MaskDiME: Adaptive Masked Diffusion for Precise and Efficient Visual Counterfactual Explanations
This provides a practical and generalizable solution for efficient counterfactual explanations in deep neural networks, though it is incremental as it builds on existing diffusion methods.
The paper tackled the problem of slow and imprecise diffusion-based visual counterfactual explanations by proposing MaskDiME, which achieved over 30x faster inference and state-of-the-art performance across five benchmark datasets.
Visual counterfactual explanations aim to reveal the minimal semantic modifications that can alter a model's prediction, providing causal and interpretable insights into deep neural networks. However, existing diffusion-based counterfactual generation methods are often computationally expensive, slow to sample, and imprecise in localizing the modified regions.
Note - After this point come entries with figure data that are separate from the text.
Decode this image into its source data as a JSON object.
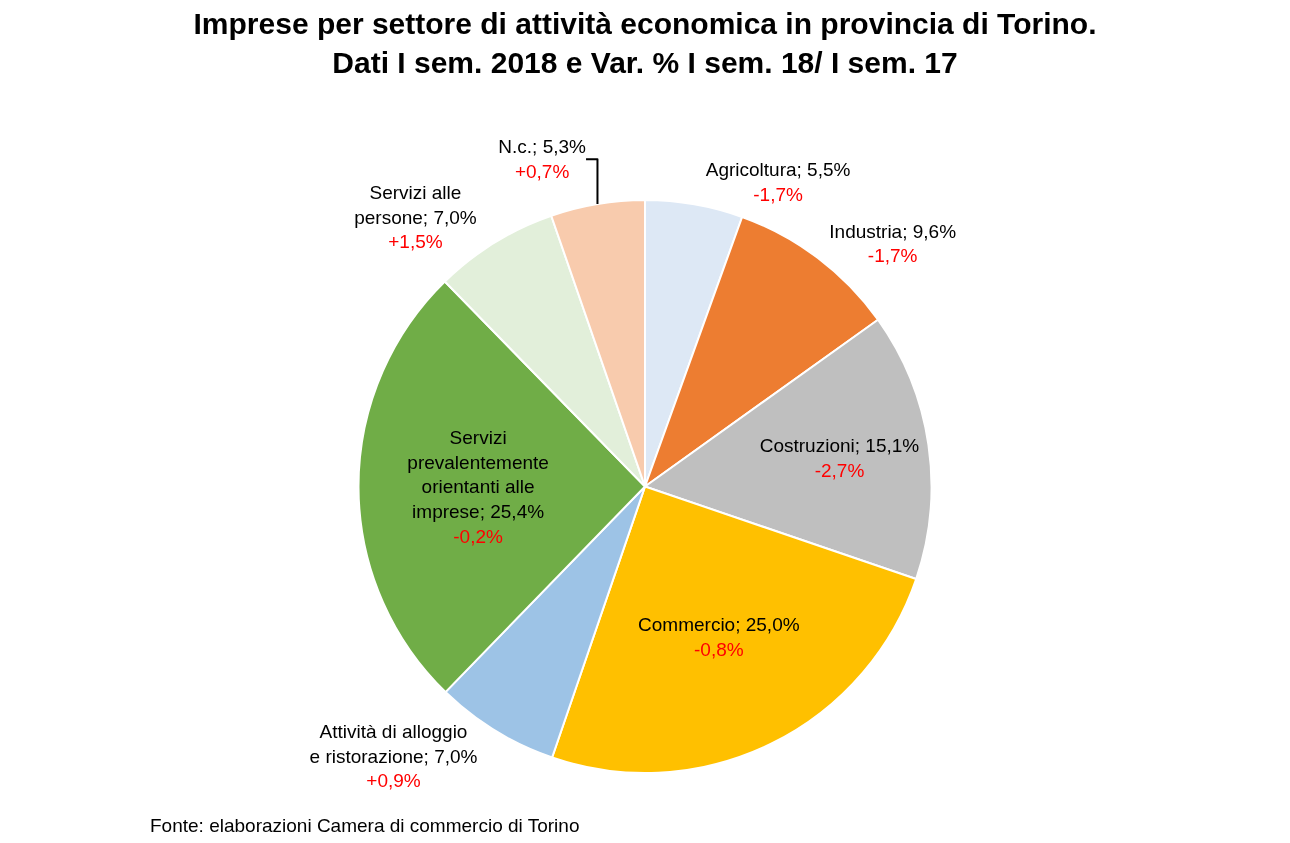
{
  "chart_data": {
    "type": "pie",
    "title": "Imprese per settore di attività economica in provincia di Torino.\nDati I sem. 2018 e Var. % I sem. 18/ I sem. 17",
    "categories": [
      "Agricoltura",
      "Industria",
      "Costruzioni",
      "Commercio",
      "Attività di alloggio e ristorazione",
      "Servizi prevalentemente orientanti alle imprese",
      "Servizi alle persone",
      "N.c."
    ],
    "values": [
      5.5,
      9.6,
      15.1,
      25.0,
      7.0,
      25.4,
      7.0,
      5.3
    ],
    "value_labels": [
      "5,5%",
      "9,6%",
      "15,1%",
      "25,0%",
      "7,0%",
      "25,4%",
      "7,0%",
      "5,3%"
    ],
    "colors": [
      "#dde8f5",
      "#ed7d31",
      "#bfbfbf",
      "#ffc000",
      "#9dc3e6",
      "#70ad47",
      "#e2efda",
      "#f8cbad"
    ],
    "legend": false,
    "annotations": [
      {
        "text": "-1,7%",
        "x": "Agricoltura"
      },
      {
        "text": "-1,7%",
        "x": "Industria"
      },
      {
        "text": "-2,7%",
        "x": "Costruzioni"
      },
      {
        "text": "-0,8%",
        "x": "Commercio"
      },
      {
        "text": "+0,9%",
        "x": "Attività di alloggio e ristorazione"
      },
      {
        "text": "-0,2%",
        "x": "Servizi prevalentemente orientanti alle imprese"
      },
      {
        "text": "+1,5%",
        "x": "Servizi alle persone"
      },
      {
        "text": "+0,7%",
        "x": "N.c."
      },
      "Fonte: elaborazioni Camera di commercio di Torino"
    ]
  }
}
To address these limitations, we propose MaskDiME, a simple, fast, and effective diffusion framework that unifies semantic consistency and spatial precision through localized sampling. Our approach adaptively focuses on decision-relevant regions to achieve localized and semantically consistent counterfactual generation while preserving high image fidelity. Our training-free framework, MaskDiME, achieves over 30x faster inference than the baseline method and achieves comparable or state-of-the-art performance across five benchmark datasets spanning diverse visual domains, establishing a practical and generalizable solution for efficient counterfactual explanation.